I want to merge the changes to one or two of those files across several commits, but ignore the changes to the other files.
Getting the latest changes.
First, create a new branch and pull in the commits submitted in the pull request:
$ git checkout -b pull-request-23
$ git pull git@github.com:otheruser/somerepo.git master
If I were to git checkout master
and git merge pull-request-23
, this
would manually merge the pull request, as GitHub describes it:
git merge --squash prevents the merge commit
Instead of merging right into master with all of those changes,
I can git merge --squash
, which will add all of the changes to the index
on master
.
$ git checkout master
$ git merge --squash pull-request-23
At this point, the changes from pull-request-23 will be staged
while on master, and I can unstage the files that I don't want by using git reset HEAD <path>
$ git reset HEAD files-i-dont-want/ ignore-me.rb
To get rid of the unstaged changes:
$ git checkout -- .
And to remove untracked files and directories:
$ git clean -fd
Now, your index should only contain changes to the files that you want to merge in via the pull request.
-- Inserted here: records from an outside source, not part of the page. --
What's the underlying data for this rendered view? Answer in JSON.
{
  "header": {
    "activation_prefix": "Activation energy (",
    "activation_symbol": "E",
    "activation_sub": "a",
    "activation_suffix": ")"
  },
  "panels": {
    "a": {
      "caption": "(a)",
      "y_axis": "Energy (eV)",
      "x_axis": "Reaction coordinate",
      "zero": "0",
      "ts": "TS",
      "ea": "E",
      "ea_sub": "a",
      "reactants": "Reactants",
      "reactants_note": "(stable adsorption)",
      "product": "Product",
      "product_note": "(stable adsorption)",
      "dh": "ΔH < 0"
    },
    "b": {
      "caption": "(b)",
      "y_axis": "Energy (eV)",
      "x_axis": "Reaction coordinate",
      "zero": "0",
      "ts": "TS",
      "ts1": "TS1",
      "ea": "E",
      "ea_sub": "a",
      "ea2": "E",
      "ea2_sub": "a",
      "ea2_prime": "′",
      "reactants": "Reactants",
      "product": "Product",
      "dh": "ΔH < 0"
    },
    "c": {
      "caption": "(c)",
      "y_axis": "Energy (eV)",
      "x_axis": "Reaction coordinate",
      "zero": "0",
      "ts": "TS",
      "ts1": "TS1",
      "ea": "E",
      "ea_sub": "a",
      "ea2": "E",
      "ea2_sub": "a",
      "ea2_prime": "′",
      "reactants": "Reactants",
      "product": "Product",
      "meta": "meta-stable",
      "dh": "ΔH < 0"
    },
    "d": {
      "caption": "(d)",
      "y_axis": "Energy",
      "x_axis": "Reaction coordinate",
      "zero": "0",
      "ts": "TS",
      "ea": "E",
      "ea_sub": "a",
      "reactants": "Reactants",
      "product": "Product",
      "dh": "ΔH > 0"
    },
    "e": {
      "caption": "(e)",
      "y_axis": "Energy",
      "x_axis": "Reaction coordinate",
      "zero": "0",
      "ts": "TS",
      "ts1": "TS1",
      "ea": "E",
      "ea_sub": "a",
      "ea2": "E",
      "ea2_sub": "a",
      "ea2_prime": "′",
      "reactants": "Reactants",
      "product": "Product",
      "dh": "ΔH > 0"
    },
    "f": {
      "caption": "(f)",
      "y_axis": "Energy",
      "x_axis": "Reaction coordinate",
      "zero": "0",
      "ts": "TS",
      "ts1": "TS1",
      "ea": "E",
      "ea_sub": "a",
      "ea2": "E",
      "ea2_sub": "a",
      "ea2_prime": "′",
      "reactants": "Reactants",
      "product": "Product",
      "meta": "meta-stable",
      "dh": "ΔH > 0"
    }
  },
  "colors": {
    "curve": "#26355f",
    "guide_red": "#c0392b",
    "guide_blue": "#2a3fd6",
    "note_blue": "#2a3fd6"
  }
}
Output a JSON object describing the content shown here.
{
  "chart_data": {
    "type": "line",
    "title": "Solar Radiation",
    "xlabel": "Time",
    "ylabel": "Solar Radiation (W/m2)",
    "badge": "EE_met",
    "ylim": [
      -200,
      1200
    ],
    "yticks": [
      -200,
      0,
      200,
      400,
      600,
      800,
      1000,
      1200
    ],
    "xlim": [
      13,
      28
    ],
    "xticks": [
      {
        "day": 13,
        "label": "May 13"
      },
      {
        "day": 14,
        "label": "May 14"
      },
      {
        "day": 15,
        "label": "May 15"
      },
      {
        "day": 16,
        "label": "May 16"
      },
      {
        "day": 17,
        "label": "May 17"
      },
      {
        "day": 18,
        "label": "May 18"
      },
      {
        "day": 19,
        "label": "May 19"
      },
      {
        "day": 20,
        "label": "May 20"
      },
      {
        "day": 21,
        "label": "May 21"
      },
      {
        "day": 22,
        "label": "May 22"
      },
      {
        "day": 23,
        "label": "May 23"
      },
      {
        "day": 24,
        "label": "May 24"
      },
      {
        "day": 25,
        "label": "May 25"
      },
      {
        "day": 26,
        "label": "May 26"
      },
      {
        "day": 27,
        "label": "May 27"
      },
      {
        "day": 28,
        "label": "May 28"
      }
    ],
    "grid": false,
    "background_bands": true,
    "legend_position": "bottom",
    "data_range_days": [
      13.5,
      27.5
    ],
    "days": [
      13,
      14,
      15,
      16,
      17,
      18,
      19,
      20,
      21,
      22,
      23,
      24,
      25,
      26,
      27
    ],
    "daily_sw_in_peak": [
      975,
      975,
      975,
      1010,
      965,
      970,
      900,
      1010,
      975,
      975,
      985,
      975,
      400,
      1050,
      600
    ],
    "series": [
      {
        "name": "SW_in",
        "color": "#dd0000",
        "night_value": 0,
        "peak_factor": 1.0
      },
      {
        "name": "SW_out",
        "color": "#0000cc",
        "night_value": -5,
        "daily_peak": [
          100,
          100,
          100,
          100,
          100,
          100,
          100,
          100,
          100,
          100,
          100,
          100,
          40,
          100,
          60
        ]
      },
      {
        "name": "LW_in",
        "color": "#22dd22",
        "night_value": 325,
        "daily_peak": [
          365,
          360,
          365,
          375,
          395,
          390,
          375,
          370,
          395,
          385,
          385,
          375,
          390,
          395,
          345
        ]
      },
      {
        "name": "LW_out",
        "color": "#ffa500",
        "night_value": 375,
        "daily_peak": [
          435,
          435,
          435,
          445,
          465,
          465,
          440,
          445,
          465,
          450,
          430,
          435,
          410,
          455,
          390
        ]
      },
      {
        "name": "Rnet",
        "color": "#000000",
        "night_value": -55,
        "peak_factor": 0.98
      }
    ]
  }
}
Finally, make the commit.
$ git commit -m "Merge the cleaned up pull-request-23; fixes #23"
Notice the "fixes #23" at the end of the commit message? GitHub allows you to close issues from a commit! - https://help.github.com/articles/closing-issues-via-commit-messages.
And push!
$ git push origin master
GitHub will add a comment to the pull request thread showing that you've closed the pull request:
Now you don't need to ask your pull-request-submitters to clean up their changes, and you can merge in the important stuff right away!